Who Bought the Guennol Lioness?
The above headline is a shameless tease, because I don't know the answer...yet. But I do know CultureGrrl readers are fascinated by the subject, because you've been hitting my previous two posts about the tiny, exquisite limestone carving (here and here) in record numbers today, making me Number Four, at this writing, on the Guennol Google-search hit parade.
Harold Holzer, senior vice president for external affairs at the Metropolitan Museum, assured me that his institution had nothing to do with this purchase. It had seemed reasonable to suppose that the Met might have been interested, because of its previous displays of the object and its recent winning bid on another Elamite object. But the copper figure of a horned hero, sold by the Albright-Knox Gallery, cost a pittance ($3.18 million) compared to the $57.16 million for the 3ΒΌ-inch limestone carving, which was in Duccio territory, price-wise. A museum can only stretch so far.

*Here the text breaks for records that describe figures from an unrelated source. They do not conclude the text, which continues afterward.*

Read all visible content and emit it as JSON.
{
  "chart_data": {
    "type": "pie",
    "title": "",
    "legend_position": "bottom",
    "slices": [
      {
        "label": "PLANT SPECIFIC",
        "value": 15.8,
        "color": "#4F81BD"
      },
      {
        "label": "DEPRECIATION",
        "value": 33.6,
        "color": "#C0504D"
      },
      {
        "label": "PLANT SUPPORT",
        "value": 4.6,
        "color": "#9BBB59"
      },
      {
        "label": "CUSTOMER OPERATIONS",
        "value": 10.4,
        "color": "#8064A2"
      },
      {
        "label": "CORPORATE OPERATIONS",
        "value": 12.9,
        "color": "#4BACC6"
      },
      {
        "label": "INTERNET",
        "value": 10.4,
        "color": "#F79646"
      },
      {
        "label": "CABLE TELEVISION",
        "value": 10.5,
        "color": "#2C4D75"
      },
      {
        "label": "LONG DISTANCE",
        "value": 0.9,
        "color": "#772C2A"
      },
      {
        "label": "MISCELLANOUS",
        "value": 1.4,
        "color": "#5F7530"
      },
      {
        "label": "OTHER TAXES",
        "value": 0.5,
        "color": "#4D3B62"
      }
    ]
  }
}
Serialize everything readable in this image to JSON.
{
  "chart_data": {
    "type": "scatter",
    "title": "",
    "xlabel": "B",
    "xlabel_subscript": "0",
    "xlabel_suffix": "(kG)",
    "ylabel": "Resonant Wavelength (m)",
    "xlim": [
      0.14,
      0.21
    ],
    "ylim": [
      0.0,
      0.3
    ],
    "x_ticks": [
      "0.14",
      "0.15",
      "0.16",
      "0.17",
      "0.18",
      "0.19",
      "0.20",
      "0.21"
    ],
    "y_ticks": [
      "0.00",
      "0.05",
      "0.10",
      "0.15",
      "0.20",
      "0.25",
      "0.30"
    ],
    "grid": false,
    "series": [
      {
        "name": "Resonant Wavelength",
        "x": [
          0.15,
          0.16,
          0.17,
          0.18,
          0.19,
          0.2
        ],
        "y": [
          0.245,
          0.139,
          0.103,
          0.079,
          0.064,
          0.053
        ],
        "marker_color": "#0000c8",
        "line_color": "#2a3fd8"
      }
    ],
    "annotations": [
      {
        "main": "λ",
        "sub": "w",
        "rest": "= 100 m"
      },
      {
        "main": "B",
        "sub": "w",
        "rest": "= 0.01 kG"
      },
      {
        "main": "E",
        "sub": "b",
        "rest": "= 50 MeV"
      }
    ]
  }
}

Jerome Eisenberg, director of New York's Royal-Athena Galleries, said that he didn't know the identity of the ultimate buyer, but he did know that the buyer's agent, who had been bidding from the back of the salesroom, was "a minor dealer from London," who was familiar to Eisenberg.
New York ancient art dealer Robert Haber, who had bid on behalf of the Met for its earlier purchase, told me that the identity of the person who bagged the lioness has been the subject of "tremendous, wild speculation" and was the "best-kept secret that has occurred in our area."
Haber added:
It really is an incredible seachange in the world of ancient art. This area is finally getting its due, as a profoundly interesting area to collect in....This is a magnificent piece. It represents an apprecation within the world of ancient art that there are great variations in quality between the ordinary material and exceptional masterpieces.
Not to mention the fact that the market will pay a premium for pieces with known provenances that go back far enough to keep repatriationists at bay.
Meanwhile, Christie's held its own antiquities sale today. That auction made $7.24 million, compared to Sotheby's $64.96 million the day before.
But then Sotheby's sale would have made only $7.8 million, were it not for the star lot.
Eisenberg also observed that prices at both auctions were "absolutely obscene," going for three or four times their estimates. He said that his own sales volume has "doubled in the last year," with collectors entering the antiquities field from Russia and the Middle East, as well as from the worlds of hedge funds and real estate investment.
"In June," he said, "I sold an object for well over $1 million to a real estate investor from California who had never bought an antiquity before."